Mit Ideologie und Politik fertig
Laut Fürst entwickelte sich diese besondere Beziehung zu einem Charakterzug der sowjetischen Hippie-Bewegung. Die Hippies zogen einerseits nicht nur alltagspraktisch aus der Nutzung sowjetischer sozialer Infrastruktur – wie geringen Lebenshaltungskosten oder gesicherten Beschäftigungsverhältnissen – reelle Vorteile, sondern erreichten auch ideologische Übereinstimmungen mit Werten der Staatsdoktrin, wie Kollektivismus, Gleichheit oder Antimaterialismus bis zu einem Punkt, an dem das (eigene) Hippie-Leben sogar als eine Art „wahrere und ehrlichere Version“ des Sowjetlebens erhöht wurde.

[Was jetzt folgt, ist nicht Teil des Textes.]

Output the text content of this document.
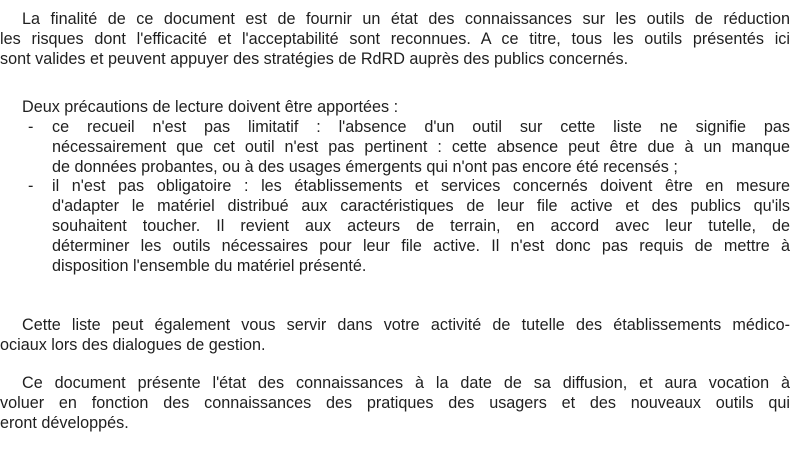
La finalité de ce document est de fournir un état des connaissances sur les outils de réduction
les risques dont l'efficacité et l'acceptabilité sont reconnues. A ce titre, tous les outils présentés ici
sont valides et peuvent appuyer des stratégies de RdRD auprès des publics concernés.

Deux précautions de lecture doivent être apportées :

- ce recueil n'est pas limitatif : l'absence d'un outil sur cette liste ne signifie pas
nécessairement que cet outil n'est pas pertinent : cette absence peut être due à un manque
de données probantes, ou à des usages émergents qui n'ont pas encore été recensés ;
- il n'est pas obligatoire : les établissements et services concernés doivent être en mesure
d'adapter le matériel distribué aux caractéristiques de leur file active et des publics qu'ils
souhaitent toucher. Il revient aux acteurs de terrain, en accord avec leur tutelle, de
déterminer les outils nécessaires pour leur file active. Il n'est donc pas requis de mettre à
disposition l'ensemble du matériel présenté.

Cette liste peut également vous servir dans votre activité de tutelle des établissements médico-
ociaux lors des dialogues de gestion.

Ce document présente l'état des connaissances à la date de sa diffusion, et aura vocation à
voluer en fonction des connaissances des pratiques des usagers et des nouveaux outils qui
eront développés.
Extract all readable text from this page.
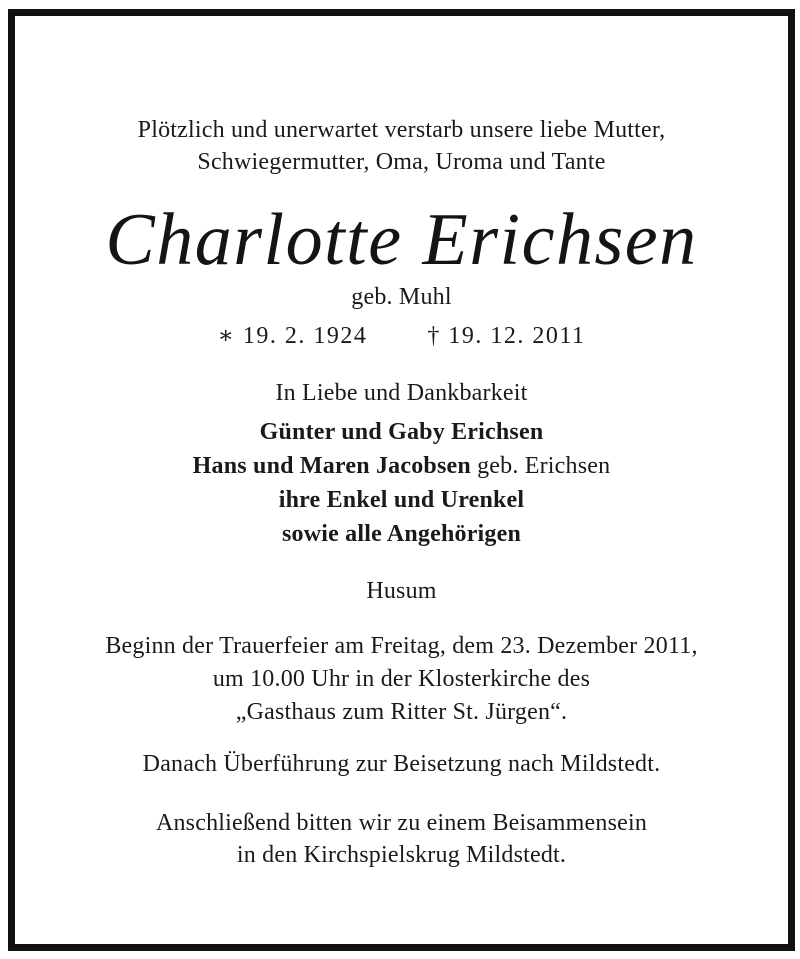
Plötzlich und unerwartet verstarb unsere liebe Mutter,
Schwiegermutter, Oma, Uroma und Tante
Charlotte Erichsen
geb. Muhl
∗ 19. 2. 1924	† 19. 12. 2011
In Liebe und Dankbarkeit
Günter und Gaby Erichsen
Hans und Maren Jacobsen geb. Erichsen
ihre Enkel und Urenkel
sowie alle Angehörigen
Husum
Beginn der Trauerfeier am Freitag, dem 23. Dezember 2011,
um 10.00 Uhr in der Klosterkirche des
„Gasthaus zum Ritter St. Jürgen“.
Danach Überführung zur Beisetzung nach Mildstedt.
Anschließend bitten wir zu einem Beisammensein
in den Kirchspielskrug Mildstedt.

Andererseits führte die erlebte Konfrontation zwischen offizieller Propaganda, Alltagsleben und eigenen Vorstellungen zu einem radikalen Rückzug ins Individuelle: Besonders „das Eindringen des Staates in das Privatleben, das für alle Bereiche des sowjetischen Lebens galt“ und, als übergriffig empfunden wurde und Ideale wie Freiheit und persönlichen Freiraum konterkarierte, wurde vollständig und ohne Rücksicht auf eigene Nachteile abgelehnt. Und dies durchaus weitreichend, wie die Autorin aufzeigt: „Tatsächlich waren sie mit Ideologie und Politik fertig.“ Hier zeigt sich ein fundamentaler Unterschied zu den politischen Überzeugungen ihrer westlichen Gleichgesinnten.
Auch die Bildung paralleler geschlossener Subkulturen nach westlichem Vorbild blieb den sowjetischen Hippies verwehrt: Spezifische Nischen unter der Bezeichnung „sistema“, das System, beinhalteten zwar eigene Kommunikationskanäle und feste Räume wie Cafés und Privatwohnungen, neue soziale Ideen wie kommunale Lebensentwürfe waren im sowjetischen Kontext allerdings unmöglich – was, wie Fürst ausführt, auch die Geschlechtergleichheit beeinflusste.
Die Monographie „Flowers Through Concrete“, ist im Verlag Oxford University Press
erschienen. Sie beschließt das Forschungsprojekt „
Hippies in the Soviet Union“, das vom britischen „Arts und Humanities Research Council“ (AHRC) als Teil verschiedener Großprojekte gefördert wurde.